The AI didn't lie; it just hallucinated a plausible answer.
A year ago, that was an acceptable excuse for a pilot program. Today, for CTOs, CIOs and Digital Transformation professionals in regulated sectors, it is a structural fragility. The EU AI Act has shifted the burden of proof from the user to the provider. Compliance is no longer an afterthought; it is a prerequisite for market access.
Standard Large Language Models (LLMs) prioritise plausibility over truth. In high-stakes environments, this creates Rogue AI, which are virtual agents acting like talented but unsupervised interns. Because these models lack an inherent world model, they can inadvertently promise unauthorised fee waivers or provide incorrect regulatory advice without any internal mechanism to trigger a correction.
To move from innovation badges to trusted enterprise systems, leaders are shifting to Composite AI. Gartner has identified this as a critical strategy to bridge the gap between generative creativity and operational rigour, moving it toward mainstream adoption on the latest Hype Cycle for Artificial Intelligence.
The solution lies in the decoupling of intent from execution.
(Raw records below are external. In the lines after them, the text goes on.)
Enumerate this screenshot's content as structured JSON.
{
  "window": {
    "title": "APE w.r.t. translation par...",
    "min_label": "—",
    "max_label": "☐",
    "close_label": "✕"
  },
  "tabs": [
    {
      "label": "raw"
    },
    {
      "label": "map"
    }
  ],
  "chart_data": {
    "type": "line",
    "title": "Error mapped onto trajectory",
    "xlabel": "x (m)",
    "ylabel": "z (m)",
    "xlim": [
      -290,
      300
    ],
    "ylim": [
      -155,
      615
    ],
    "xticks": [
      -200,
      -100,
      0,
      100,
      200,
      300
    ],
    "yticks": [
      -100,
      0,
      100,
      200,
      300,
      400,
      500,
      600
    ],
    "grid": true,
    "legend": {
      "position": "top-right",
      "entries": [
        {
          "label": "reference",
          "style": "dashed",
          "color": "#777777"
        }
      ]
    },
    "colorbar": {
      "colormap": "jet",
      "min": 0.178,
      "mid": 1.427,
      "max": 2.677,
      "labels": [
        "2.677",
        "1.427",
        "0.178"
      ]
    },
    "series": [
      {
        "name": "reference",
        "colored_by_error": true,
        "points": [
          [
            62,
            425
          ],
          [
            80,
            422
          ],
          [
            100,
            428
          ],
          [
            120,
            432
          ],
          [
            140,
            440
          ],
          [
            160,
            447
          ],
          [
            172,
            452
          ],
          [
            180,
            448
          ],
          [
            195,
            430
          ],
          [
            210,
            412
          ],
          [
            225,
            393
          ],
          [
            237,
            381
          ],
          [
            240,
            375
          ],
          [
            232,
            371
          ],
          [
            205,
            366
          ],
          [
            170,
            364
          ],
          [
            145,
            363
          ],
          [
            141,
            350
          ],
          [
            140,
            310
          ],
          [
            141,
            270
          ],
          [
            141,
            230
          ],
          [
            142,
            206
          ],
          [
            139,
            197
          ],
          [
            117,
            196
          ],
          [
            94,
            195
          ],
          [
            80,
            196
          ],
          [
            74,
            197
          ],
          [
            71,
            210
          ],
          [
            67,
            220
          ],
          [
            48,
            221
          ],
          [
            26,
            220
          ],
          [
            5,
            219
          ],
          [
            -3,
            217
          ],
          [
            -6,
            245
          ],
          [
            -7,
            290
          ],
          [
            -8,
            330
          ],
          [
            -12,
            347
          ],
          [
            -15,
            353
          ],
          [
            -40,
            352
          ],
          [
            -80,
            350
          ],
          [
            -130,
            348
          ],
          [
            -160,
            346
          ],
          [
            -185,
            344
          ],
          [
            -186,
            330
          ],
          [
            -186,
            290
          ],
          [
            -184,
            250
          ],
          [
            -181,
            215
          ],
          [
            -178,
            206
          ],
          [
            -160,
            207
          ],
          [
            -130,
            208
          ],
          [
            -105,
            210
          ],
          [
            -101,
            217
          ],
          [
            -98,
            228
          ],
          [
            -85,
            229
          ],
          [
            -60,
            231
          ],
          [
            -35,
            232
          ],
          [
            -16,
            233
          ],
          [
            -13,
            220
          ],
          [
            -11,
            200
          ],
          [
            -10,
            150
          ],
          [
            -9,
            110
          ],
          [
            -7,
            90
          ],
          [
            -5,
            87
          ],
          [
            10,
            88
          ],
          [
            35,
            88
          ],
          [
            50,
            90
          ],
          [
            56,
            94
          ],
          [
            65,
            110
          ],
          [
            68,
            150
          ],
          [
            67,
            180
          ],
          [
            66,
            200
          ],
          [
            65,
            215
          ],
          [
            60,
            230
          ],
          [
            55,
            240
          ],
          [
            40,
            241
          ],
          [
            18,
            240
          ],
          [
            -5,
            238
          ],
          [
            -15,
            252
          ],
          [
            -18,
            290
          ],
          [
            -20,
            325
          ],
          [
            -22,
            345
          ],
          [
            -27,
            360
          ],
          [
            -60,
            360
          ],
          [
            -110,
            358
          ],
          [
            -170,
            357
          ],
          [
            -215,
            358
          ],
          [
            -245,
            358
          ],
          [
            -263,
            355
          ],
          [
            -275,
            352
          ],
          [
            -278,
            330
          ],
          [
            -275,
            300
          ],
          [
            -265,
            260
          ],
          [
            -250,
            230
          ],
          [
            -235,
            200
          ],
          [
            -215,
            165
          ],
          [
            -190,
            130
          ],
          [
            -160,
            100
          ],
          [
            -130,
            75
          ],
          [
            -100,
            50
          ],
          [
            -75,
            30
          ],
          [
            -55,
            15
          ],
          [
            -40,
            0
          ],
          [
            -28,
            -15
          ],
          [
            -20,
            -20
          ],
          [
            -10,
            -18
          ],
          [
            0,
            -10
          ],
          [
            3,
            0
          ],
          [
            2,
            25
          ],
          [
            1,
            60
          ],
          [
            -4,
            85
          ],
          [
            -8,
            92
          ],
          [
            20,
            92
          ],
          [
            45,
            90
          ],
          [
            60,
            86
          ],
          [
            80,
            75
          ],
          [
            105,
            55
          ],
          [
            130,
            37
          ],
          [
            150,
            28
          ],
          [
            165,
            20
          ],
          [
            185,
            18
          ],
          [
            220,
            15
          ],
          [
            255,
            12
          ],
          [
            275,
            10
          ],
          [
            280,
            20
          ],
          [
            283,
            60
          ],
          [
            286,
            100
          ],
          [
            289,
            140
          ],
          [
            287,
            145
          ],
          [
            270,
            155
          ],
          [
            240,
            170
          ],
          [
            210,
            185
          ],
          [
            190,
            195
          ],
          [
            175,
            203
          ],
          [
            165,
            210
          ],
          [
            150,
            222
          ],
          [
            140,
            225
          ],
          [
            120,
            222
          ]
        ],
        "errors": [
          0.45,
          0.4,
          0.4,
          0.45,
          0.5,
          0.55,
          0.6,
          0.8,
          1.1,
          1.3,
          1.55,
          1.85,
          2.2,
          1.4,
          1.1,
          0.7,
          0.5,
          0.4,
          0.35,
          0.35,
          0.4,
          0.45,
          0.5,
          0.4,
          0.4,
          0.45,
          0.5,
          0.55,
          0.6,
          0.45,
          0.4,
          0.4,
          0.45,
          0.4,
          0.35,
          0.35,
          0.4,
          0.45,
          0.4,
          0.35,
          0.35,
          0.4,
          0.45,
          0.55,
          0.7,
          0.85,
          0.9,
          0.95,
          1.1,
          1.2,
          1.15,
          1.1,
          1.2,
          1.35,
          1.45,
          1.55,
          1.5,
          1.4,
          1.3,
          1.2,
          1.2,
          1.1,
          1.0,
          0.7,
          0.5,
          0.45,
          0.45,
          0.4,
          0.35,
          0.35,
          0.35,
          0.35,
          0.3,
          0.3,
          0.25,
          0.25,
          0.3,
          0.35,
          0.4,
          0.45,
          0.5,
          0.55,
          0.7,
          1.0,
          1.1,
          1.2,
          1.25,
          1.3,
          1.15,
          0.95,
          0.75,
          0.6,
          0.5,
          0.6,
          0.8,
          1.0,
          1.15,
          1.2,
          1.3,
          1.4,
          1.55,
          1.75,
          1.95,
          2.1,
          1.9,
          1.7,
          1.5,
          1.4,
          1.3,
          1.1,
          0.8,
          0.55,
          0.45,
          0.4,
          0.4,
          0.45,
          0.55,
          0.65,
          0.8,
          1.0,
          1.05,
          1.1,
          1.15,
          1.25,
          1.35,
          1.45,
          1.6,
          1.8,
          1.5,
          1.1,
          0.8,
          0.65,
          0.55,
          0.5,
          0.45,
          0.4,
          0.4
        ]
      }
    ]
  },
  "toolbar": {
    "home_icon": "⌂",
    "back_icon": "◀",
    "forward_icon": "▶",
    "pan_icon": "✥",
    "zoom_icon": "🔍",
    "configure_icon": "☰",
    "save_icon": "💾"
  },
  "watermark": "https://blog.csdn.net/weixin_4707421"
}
The LLM provides the conversational brain wrapped in a hard-edged deterministic layer.
If you stay with black-box AI, you risk regulatory scrutiny and brand erosion. Building a governed CX system starts by separating play from production. By replacing unpredictable bots with governed agents, you move toward an orchestrated CX system. This ensures every interaction is more than just a chat—it is a secure, end-to-end business process that protects your brand and delivers results.